Yep, there’s a fourth goddamned Sharknado movie
Here’s what’s up in the world of TV for Sunday, July 31. All times are Eastern.
Top picks
Sharknado: The 4th Awakens (Syfy, 8 p.m.): We have no one to blame for this but ourselves. When the first Sharknado appeared on our screens, it was an absolute delight, full of intentional and unintentional badness that came together to create something beautiful. And then when Sharknado 2: The Second One appeared, it still had that nutso energy, even though it showed an unhealthy fondness for celebrity cameos and a strange belief that Tara Reid was leading lady material. Then came Sharknado 3: Oh Hell No!, which proceeded to double down on both of those things, bury itself under product placement, throw the fate of one of its “stars” to the internet wolves, and—most offensively—find a part for Ann Coulter that didn’t end in her vivid dismemberment. At this point there seemed nowhere else for shark-filled tornadoes to go, and the hope was that the series would disappear up its own increasingly self-referential ass.
No such luck, as we all kept tuning in and playing along on Twitter. Now it’s not just a trilogy; it’s a franchise, and one that feels comfortable cribbing from one of science fiction’s most storied franchises that only recently returned to grace. The pen of Thunder “It’s My Real Name” Levin now gives us Sharknado: The 4th Awakens, and with it Ian Ziering, Tara Reid, and a legion of stunt-casted pre-chum waging their latest battle against the bastard love child of ichthyology and meteorology. Caroline Framke finally gave up on the series after the third installment—her exact words were “blatantly manipulative… calculated and joyless”—so Les Chappell is strapping on the robotic chainsaw hand to see if the series can achieve its previous ludicrous speed or find even lower points to reach.

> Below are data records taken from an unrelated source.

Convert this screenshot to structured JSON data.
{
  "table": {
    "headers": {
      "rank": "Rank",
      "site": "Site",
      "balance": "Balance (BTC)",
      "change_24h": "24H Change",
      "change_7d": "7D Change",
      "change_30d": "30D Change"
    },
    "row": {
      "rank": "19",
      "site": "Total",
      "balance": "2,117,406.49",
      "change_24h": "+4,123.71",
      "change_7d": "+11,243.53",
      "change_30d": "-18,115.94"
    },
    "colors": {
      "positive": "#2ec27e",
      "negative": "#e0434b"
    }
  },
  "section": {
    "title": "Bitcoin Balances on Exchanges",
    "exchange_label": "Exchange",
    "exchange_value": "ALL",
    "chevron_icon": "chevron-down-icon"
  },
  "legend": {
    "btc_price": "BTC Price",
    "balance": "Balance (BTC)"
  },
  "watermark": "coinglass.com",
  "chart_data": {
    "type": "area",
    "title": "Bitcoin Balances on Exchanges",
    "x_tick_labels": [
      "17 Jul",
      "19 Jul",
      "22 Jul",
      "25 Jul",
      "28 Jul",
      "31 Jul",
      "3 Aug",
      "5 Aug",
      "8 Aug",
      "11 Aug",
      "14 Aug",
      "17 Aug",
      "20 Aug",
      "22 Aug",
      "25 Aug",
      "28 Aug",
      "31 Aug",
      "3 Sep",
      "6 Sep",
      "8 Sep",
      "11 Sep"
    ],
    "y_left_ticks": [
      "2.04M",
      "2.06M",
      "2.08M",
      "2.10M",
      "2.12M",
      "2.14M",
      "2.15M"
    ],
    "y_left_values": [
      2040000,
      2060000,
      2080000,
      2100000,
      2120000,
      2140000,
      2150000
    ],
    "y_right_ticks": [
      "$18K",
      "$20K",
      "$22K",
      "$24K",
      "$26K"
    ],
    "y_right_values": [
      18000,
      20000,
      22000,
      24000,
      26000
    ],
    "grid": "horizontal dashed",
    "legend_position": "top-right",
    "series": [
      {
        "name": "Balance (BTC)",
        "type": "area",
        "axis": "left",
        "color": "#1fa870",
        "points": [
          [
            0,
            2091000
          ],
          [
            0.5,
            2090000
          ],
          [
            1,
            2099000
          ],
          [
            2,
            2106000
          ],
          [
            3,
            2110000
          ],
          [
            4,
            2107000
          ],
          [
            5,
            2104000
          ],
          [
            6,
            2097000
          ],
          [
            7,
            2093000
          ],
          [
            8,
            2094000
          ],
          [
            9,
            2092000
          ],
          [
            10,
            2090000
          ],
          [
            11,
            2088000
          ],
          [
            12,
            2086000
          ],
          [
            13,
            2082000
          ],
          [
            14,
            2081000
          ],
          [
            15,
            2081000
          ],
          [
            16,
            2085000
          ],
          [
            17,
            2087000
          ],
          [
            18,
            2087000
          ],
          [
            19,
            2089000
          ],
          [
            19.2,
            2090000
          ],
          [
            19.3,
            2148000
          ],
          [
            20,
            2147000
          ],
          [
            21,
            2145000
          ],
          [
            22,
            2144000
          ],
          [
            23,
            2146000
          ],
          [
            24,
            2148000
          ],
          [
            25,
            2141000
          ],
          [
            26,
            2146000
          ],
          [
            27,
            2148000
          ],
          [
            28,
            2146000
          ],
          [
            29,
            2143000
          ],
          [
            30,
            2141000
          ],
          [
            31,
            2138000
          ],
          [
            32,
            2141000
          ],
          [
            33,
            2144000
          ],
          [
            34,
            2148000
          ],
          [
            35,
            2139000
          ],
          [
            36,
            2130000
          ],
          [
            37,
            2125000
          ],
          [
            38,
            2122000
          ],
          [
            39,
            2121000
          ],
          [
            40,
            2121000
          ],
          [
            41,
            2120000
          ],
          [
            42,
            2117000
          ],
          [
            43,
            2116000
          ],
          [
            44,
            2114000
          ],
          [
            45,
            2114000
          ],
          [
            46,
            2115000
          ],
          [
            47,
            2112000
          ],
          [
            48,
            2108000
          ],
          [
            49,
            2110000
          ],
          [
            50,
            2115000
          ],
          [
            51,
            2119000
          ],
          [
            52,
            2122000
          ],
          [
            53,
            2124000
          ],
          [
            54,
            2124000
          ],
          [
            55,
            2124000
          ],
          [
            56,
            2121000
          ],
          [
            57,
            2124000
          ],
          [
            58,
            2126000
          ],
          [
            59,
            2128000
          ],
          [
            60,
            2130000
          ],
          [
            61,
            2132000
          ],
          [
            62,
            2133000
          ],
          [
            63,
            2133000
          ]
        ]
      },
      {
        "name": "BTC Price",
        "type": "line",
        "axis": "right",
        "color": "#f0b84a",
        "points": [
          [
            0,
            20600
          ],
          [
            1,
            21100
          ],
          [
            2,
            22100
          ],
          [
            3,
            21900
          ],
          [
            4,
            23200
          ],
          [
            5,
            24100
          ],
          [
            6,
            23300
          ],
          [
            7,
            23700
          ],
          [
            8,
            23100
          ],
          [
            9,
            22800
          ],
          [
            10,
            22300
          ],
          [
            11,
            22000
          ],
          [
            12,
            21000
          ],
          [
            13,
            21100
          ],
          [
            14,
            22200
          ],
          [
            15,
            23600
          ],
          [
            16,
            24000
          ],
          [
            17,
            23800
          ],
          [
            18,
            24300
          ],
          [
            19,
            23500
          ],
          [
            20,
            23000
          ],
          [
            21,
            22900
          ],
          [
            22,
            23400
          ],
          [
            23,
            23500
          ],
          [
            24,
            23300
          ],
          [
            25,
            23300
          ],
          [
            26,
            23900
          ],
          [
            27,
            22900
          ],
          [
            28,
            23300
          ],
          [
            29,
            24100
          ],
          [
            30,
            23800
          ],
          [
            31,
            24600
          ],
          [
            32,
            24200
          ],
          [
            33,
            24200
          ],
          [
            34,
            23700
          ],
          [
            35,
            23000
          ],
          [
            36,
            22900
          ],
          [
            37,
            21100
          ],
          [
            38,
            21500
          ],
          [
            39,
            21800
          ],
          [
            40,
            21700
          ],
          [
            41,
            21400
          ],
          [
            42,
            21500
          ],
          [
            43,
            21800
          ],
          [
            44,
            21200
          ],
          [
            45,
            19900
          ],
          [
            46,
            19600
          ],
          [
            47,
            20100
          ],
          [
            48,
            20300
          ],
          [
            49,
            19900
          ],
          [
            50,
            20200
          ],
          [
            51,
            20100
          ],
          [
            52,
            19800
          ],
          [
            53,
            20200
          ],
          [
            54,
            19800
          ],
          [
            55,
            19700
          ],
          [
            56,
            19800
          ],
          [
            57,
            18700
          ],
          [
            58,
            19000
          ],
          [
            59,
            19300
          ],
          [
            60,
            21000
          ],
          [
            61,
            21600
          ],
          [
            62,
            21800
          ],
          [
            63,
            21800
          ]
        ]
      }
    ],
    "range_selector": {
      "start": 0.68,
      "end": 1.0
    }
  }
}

Preacher (AMC, 9 p.m.): A show that goes as insane as Preacher has in its first season is a show worth celebrating. This first season has been a treat in a slow summer with the level of crazy elements that it’s introduced—vampires with a fondness for drugs, chainsaw- and coffee-can-toting angels, shotgun-carrying Jackie Earle Haley wiping out alternative-energy executives, Eugene heading to hell with one word—and the possibilities of what could happen in tonight’s finale have us positively giddy. Zack Handlen is more restrained, saying “There’s no guarantee that the payoff next week will be everything we’re looking for, but there’s enough reason to trust that it could be.” C’mon, Zack, be optimistic!
The Jim Gaffigan Show (TV Land, 10 p.m.): In tonight’s episode, “He Said She Said,” Jim and Jeannie get into a big fight and have to determine what they are truly in conflict about. Given that this episode title shares the name of a 1991 romantic comedy starring Kevin Bacon and Elizabeth Perkins, perhaps it turns out that, like in that movie, the differences are based on politics and a talk show is the answer.